Limagrain Cereal Seeds is looking to test a new winter malting barley to see how it performs in the Pacific Northwest.

LCS Violetta was developed by Saatzucht Breun in Germany and is marketed in the U.S. by Limagrain.

The variety is best suited for western Oregon and western Washington, which have mild winters, said Zach Gaines, national sales and marketing manager for Limagrain in Fort Collins, Colo.

The company has primarily been marketing spring malting barley varieties. Gaines said growers might see a yield advantage planting winter varieties compared to spring.

“It’s something we would be interested in pursuing, if there were winter barley trials in the area,” he said.

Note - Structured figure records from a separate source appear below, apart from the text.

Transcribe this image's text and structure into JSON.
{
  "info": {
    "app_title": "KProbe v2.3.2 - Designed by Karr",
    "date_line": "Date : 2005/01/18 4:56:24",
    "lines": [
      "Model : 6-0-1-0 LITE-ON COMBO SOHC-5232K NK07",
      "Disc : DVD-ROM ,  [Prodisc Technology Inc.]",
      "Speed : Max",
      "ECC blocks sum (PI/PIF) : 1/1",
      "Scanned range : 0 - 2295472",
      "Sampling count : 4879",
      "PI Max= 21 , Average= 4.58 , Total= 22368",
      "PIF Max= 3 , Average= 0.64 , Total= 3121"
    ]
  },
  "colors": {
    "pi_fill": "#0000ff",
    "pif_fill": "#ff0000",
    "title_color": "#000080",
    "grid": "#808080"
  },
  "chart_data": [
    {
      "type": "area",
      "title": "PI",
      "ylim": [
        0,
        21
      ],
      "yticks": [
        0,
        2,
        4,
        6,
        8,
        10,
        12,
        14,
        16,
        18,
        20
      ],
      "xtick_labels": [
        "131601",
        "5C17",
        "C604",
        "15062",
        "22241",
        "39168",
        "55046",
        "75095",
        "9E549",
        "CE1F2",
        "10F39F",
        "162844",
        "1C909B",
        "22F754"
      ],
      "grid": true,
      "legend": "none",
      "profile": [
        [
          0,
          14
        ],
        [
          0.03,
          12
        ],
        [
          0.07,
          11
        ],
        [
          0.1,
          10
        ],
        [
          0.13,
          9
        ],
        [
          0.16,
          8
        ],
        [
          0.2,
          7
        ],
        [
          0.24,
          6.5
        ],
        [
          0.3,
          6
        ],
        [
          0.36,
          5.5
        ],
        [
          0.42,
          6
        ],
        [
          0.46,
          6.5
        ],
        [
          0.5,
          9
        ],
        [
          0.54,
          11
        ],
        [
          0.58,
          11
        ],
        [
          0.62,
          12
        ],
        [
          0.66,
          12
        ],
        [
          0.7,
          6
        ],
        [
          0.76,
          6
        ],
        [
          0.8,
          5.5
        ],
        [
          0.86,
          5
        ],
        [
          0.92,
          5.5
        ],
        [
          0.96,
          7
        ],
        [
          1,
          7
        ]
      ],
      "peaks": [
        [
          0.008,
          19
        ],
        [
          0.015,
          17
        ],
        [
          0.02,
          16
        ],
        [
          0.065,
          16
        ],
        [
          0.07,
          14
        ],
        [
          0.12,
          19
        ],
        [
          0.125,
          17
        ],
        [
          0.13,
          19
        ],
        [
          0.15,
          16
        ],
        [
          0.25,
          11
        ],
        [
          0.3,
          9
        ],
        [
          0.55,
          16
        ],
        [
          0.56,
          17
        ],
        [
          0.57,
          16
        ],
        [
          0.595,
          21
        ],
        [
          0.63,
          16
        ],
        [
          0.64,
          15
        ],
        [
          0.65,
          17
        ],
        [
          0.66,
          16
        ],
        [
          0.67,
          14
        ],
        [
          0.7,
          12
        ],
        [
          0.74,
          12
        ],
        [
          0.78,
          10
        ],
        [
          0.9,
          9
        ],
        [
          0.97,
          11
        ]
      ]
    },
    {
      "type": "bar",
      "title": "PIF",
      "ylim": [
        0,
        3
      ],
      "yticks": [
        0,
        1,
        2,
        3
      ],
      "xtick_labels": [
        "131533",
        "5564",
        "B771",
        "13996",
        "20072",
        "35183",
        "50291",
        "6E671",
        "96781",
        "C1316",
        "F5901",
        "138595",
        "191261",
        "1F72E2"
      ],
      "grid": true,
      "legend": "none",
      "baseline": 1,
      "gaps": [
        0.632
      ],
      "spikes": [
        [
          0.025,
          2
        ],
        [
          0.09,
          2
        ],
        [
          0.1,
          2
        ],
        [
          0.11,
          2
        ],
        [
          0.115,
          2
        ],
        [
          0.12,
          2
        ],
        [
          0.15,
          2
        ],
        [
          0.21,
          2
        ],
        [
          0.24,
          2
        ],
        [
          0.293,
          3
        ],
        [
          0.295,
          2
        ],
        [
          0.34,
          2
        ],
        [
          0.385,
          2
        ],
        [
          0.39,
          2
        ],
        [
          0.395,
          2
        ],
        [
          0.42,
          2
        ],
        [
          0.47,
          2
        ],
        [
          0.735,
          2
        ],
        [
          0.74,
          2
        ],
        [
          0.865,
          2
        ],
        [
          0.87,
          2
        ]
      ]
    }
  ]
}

The American Malting Barley Association recently added LCS Violetta to its list of 2019 recommended varieties.

“Normally we recommend early in the year, but since this is a winter variety, it fits in well recommending it now because it could be seeded this fall,” said Scott Heisel, vice president and technical director of the malting barley association.

One of the association’s members is using the variety, he said.

Violetta has performed well in the mid-Atlantic and Midwest regions, but may not perform as well in the upper Midwest and northeast, which have severe winters.

Limagrain is also developing LCS Opera for the Pacific Northwest. It was developed by the company’s United Kingdom breeding program, and could be malted or used for feed.

“Normally before we get super-excited about something, we like to see two years of data,” he said.

It placed first for yield in seven of eight field trials across various rainfall zones in Washington State University’s barley trials, Gaines said.

LCS Opera averaged 4,020 pounds per acre in trials in low rainfall zones; 5,530 pounds per acre in trials in medium rainfall zones and 5,570 pounds per acre in high rainfall zone trials.

Gaines thinks growers will consider LCS Opera for its malting quality and high yields.

“They don’t have to take the risk they would with another malting line,” he said. “If they don’t make spec for malting, they still have the highest-yielding line and they can sell it for feed.”

LCS Opera has a good malting profile for craft beers, Gaines said.

Craft beer is about 12% of the beer produced in the U.S., but uses about 40% of the barley in the nation, he said.

It will likely be a few years before LCS Opera makes the recommended variety list, Gaines said.

“We have just enough seed this year to actually get it in the hands of some of our partners,” he said.